Soutenus par des États dans la plupart des cas, les APT sont plus résilientes que les groupes cybercriminels plus classiques mais font aussi l’objet de la surveillance la plus importante des entreprises de cybersécurité et des acteurs cyber des pays visés, États-Unis en tête. 

Révéler ce(ux) qui se cache(nt) et définir la menace : le privilège des entreprises de cybersécurité occidentales

Alors que dans les pays occidentaux, des capacités cyber offensives existent et se structurent autour des armées et des services de renseignement, on parle très peu d’APT dans leur cas. Ce constat illustre trois phénomènes complémentaires : 

- La structuration publique et démocratique des capacités cyber offensives occidentales ;

- La domination du secteur de la cybersécurité par des entreprises occidentales, singulièrement américaines ;

- La publicisation de la menace cyber est une stratégie délibérée pour façonner les représentations de la menace.
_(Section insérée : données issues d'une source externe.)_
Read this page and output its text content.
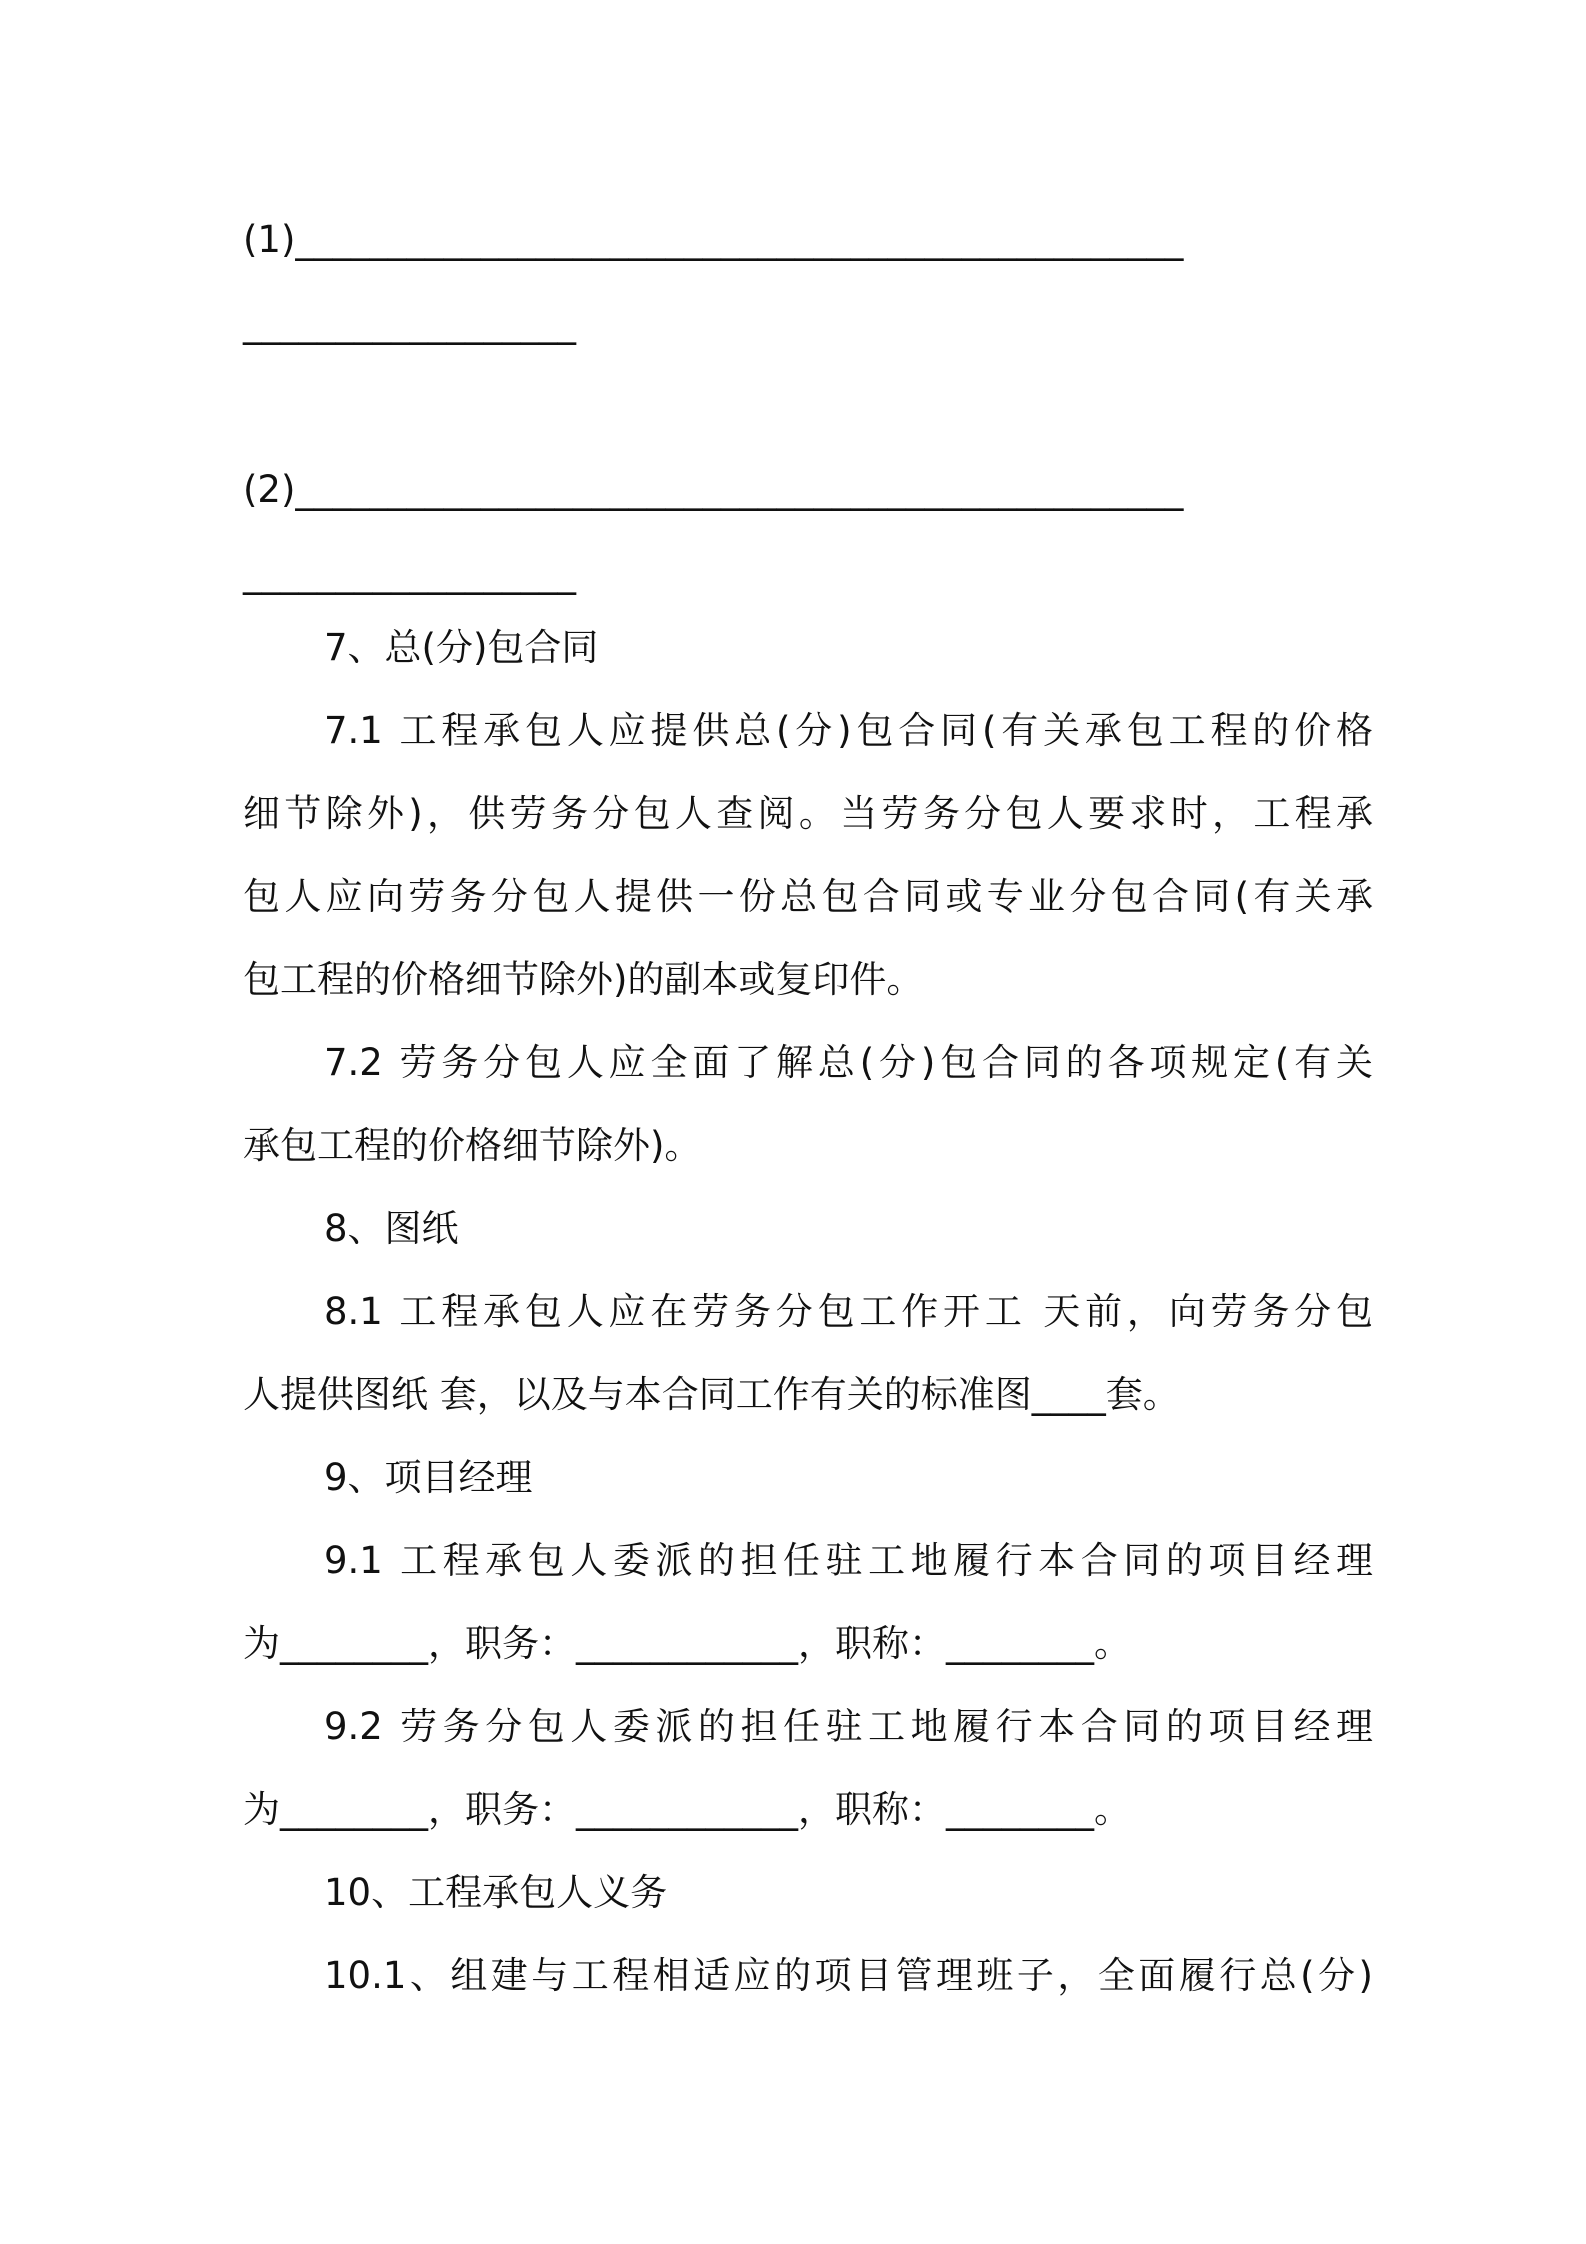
(1)________________________________________________
__________________
(2)________________________________________________
__________________
7、总(分)包合同
7.1 工程承包人应提供总(分)包合同(有关承包工程的价格
细节除外)，供劳务分包人查阅。当劳务分包人要求时，工程承
包人应向劳务分包人提供一份总包合同或专业分包合同(有关承
包工程的价格细节除外)的副本或复印件。
7.2 劳务分包人应全面了解总(分)包合同的各项规定(有关
承包工程的价格细节除外)。
8、图纸
8.1 工程承包人应在劳务分包工作开工 天前，向劳务分包
人提供图纸 套，以及与本合同工作有关的标准图____套。
9、项目经理
9.1 工程承包人委派的担任驻工地履行本合同的项目经理
为________，职务：____________，职称：________。
9.2 劳务分包人委派的担任驻工地履行本合同的项目经理
为________，职务：____________，职称：________。
10、工程承包人义务
10.1、组建与工程相适应的项目管理班子，全面履行总(分)
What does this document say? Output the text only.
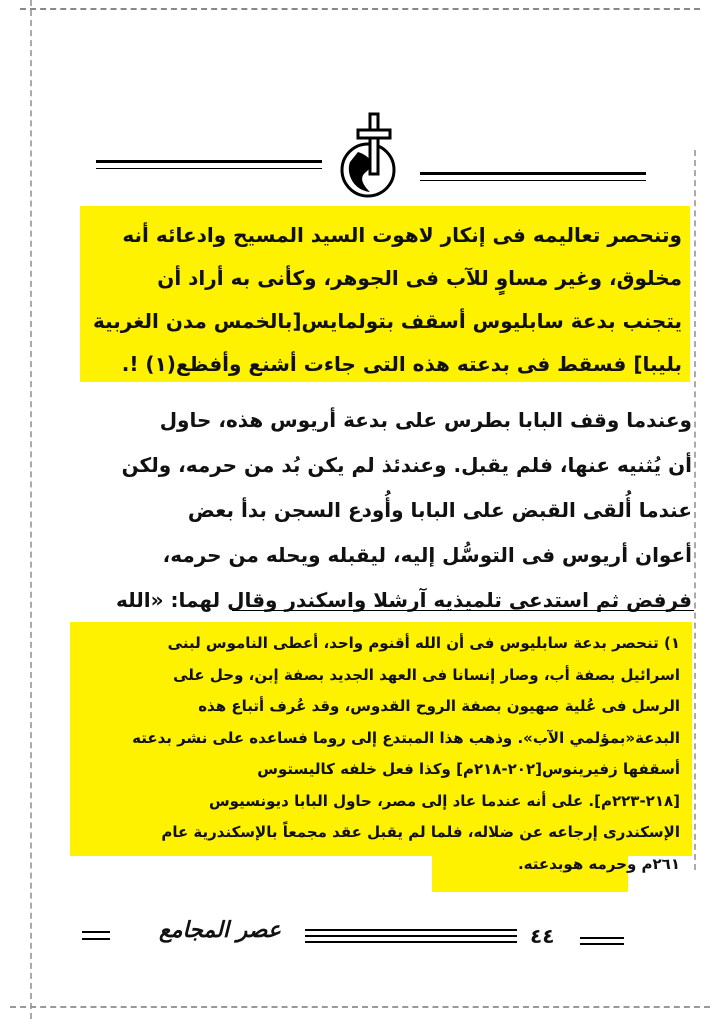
وتنحصر تعاليمه فى إنكار لاهوت السيد المسيح وادعائه أنه

مخلوق، وغير مساوٍ للآب فى الجوهر، وكأنى به أراد أن

يتجنب بدعة سابليوس أسقف بتولمايس[بالخمس مدن الغربية

بليبا] فسقط فى بدعته هذه التى جاءت أشنع وأفظع(١) !.

وعندما وقف البابا بطرس على بدعة أريوس هذه، حاول

أن يُثنيه عنها، فلم يقبل. وعندئذ لم يكن بُد من حرمه، ولكن

عندما أُلقى القبض على البابا وأُودع السجن بدأ بعض

أعوان أريوس فى التوسُّل إليه، ليقبله ويحله من حرمه،

فرفض ثم استدعى تلميذيه آرشلا واسكندر وقال لهما: «الله

١) تنحصر بدعة سابليوس فى أن الله أقنوم واحد، أعطى الناموس لبنى

اسرائيل بصفة أب، وصار إنسانا فى العهد الجديد بصفة إبن، وحل على

الرسل فى عُلية صهيون بصفة الروح القدوس، وقد عُرف أتباع هذه

البدعة«بمؤلمي الآب». وذهب هذا المبتدع إلى روما فساعده على نشر بدعته

أسقفها زفيرينوس[٢٠٢-٢١٨م] وكذا فعل خلفه كاليستوس

[٢١٨-٢٢٣م]. على أنه عندما عاد إلى مصر، حاول البابا ديونسيوس

الإسكندرى إرجاعه عن ضلاله، فلما لم يقبل عقد مجمعاً بالإسكندرية عام

٢٦١م وحرمه هوبدعته.

عصر المجامع	٤٤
L’absence de liens entre les gouvernements des démocraties occidentales et les groupes criminels a entraîné le développement de capacités strictement étatiques, d’une part, et de groupes cybercriminels, d’autre part, non liés à l’État et traqués par la justice de leurs pays. Cette étanchéité n’a pas permis le développement d’acteurs similaires aux APT.

L’identification, la dénomination et la publicisation des APT sont le privilège des entreprises de cybersécurité qui ont choisi une stratégie d’exposition des menaces, dans un souci de pédagogie, de partage des bonnes pratiques et des mesures "d’hygiène numérique", mais aussi dans une logique de cybersécurité distribuée : le partage est clé et favorise un accroissement de la cybersécurité globale par une remédiation collective. 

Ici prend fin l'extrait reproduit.